Figure 1. Glires and Euarchonta are two clades within the Mammalia in the LRT.

Figure 1. Glires and Euarchonta are two clades within the Mammalia in the LRT.

Let’s focus on Plesiadapiformes
Bloch et al. 2007 found plesiadapiforms (Plesiadapis, Carpolestes and kin) more closely related to primates than to any other group. They did not test against rodents and multituberculates. The LRT does not replicate these results, but finds plesiadapiforms more closely related to multituberculates and rodents when included.

According to Bloch & Boyer 2002
“Plesiadapiforms share some traits with living primates, including long fingers well designed for grasping, and other features of the skeleton that are related to arboreality.” That’s fine, but there are other taxa in the tree topology with long fingers, too.

Paromomyidae
Krause 1991 reports, “Paromomyids …have long been regarded by most workers as members of the Plesiadapiformes.” Again, the LRT does not support this, but nests Paromomyids, like Ignacius (Fig. 2), with rodents, like Mus and Paramys.

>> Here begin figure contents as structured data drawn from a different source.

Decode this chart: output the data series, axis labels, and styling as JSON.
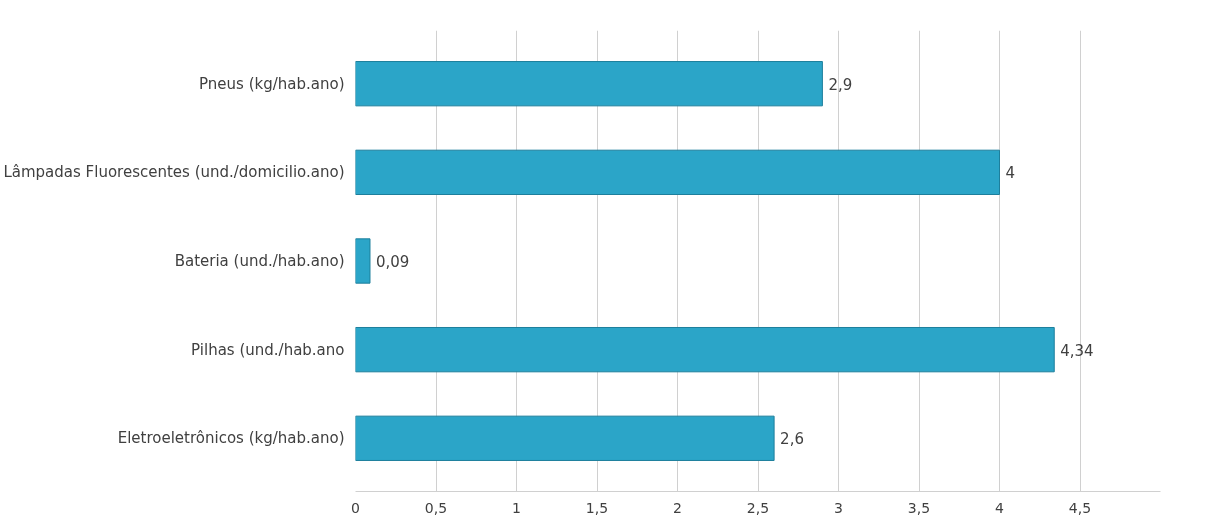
{
  "chart_data": {
    "type": "bar",
    "orientation": "horizontal",
    "categories": [
      "Pneus (kg/hab.ano)",
      "Lâmpadas Fluorescentes (und./domicilio.ano)",
      "Bateria (und./hab.ano)",
      "Pilhas (und./hab.ano",
      "Eletroeletrônicos (kg/hab.ano)"
    ],
    "values": [
      2.9,
      4,
      0.09,
      4.34,
      2.6
    ],
    "value_labels": [
      "2,9",
      "4",
      "0,09",
      "4,34",
      "2,6"
    ],
    "color": "#2ba5c8",
    "xlim": [
      0,
      5
    ],
    "xticks": [
      0,
      {
        "value": 0.5,
        "label": "0,5"
      },
      1,
      {
        "value": 1.5,
        "label": "1,5"
      },
      2,
      {
        "value": 2.5,
        "label": "2,5"
      },
      3,
      {
        "value": 3.5,
        "label": "3,5"
      },
      4,
      {
        "value": 4.5,
        "label": "4,5"
      }
    ],
    "grid": "x"
  }
}
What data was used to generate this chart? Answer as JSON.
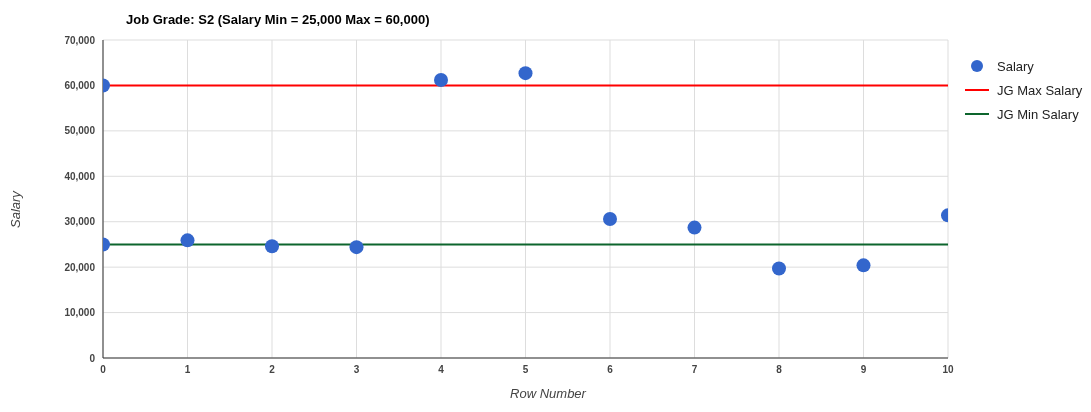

Paromomyids have squared off and flat molars, but Paromomys does not.

Figure 2. The skull of Ignacius nests with other rodents, not plesiadapiformes.

Figure 2. The skull of Ignacius nests with other rodents, not plesiadapiformes. Ironically it is closer to the squirrel-like Paramys than to Paromomys.

Beard 1990 thought paromomyids,
as plesiadapiforms, where close to colugos or “flying lemurs”. The LRT (Fig. 1) does not support this relationship. Rather paromomyids, like Ignacius, were squirrel-like, able to scamper both in the trees and on the ground. Ignacius graybullianus (USNM 421608, Fig. 1) is a new taxon that nests as a basal rodent in the LRT.

Figure 3. Ignacius clarkforkensis known parts.

Figure 3. Ignacius clarkforkensis known parts.

Remmber, no primates 
have giant anterior dentary teeth. The aye-aye, Daubentonia, has such teeth, but the LRT finds it nests with Plesiadapis and multituberculates and rodents, not primates. Yes, plesiadapiformes and Ignacius had long limbs, big brains and binocular vision, but by convergence with primates.

References
Beard KC 1990. 
Gliding Behavior and palaeoecology of the alleged primate family Paromomyidae (Mammalia, Dermoptera). Nature 345, 340-341.
Bloch J, Silcox MT, et al. 2007.
New Paleocene skeletons and the relationship of plesiadapiforms to crown-clade primates.  Proceedings of the National Academy of Science 104, 1159-1164.
Kay RF, Thewissen JG and Yoder, AD 1992. Cranial anatomy of Ignacius graybullianus and the affinities of the Plesiadapiformes. American Journal of Physical Anthropology. 89 (4): 477–498. doi:10.1002/ajpa.1330890409.
Krause DW 1984. Mammal Evolution in the Paleocene: Beginning of an Era. In: Gingerich, P. D. & Badgley, C. E. (eds.): Mammals: notes for a short course. Univ. of Tennessee, Department of Geological Sciences.
Krause DW 1991. Were paromomyids gliders? Maybe, maybe not. Journal of human evolution 21:177-188.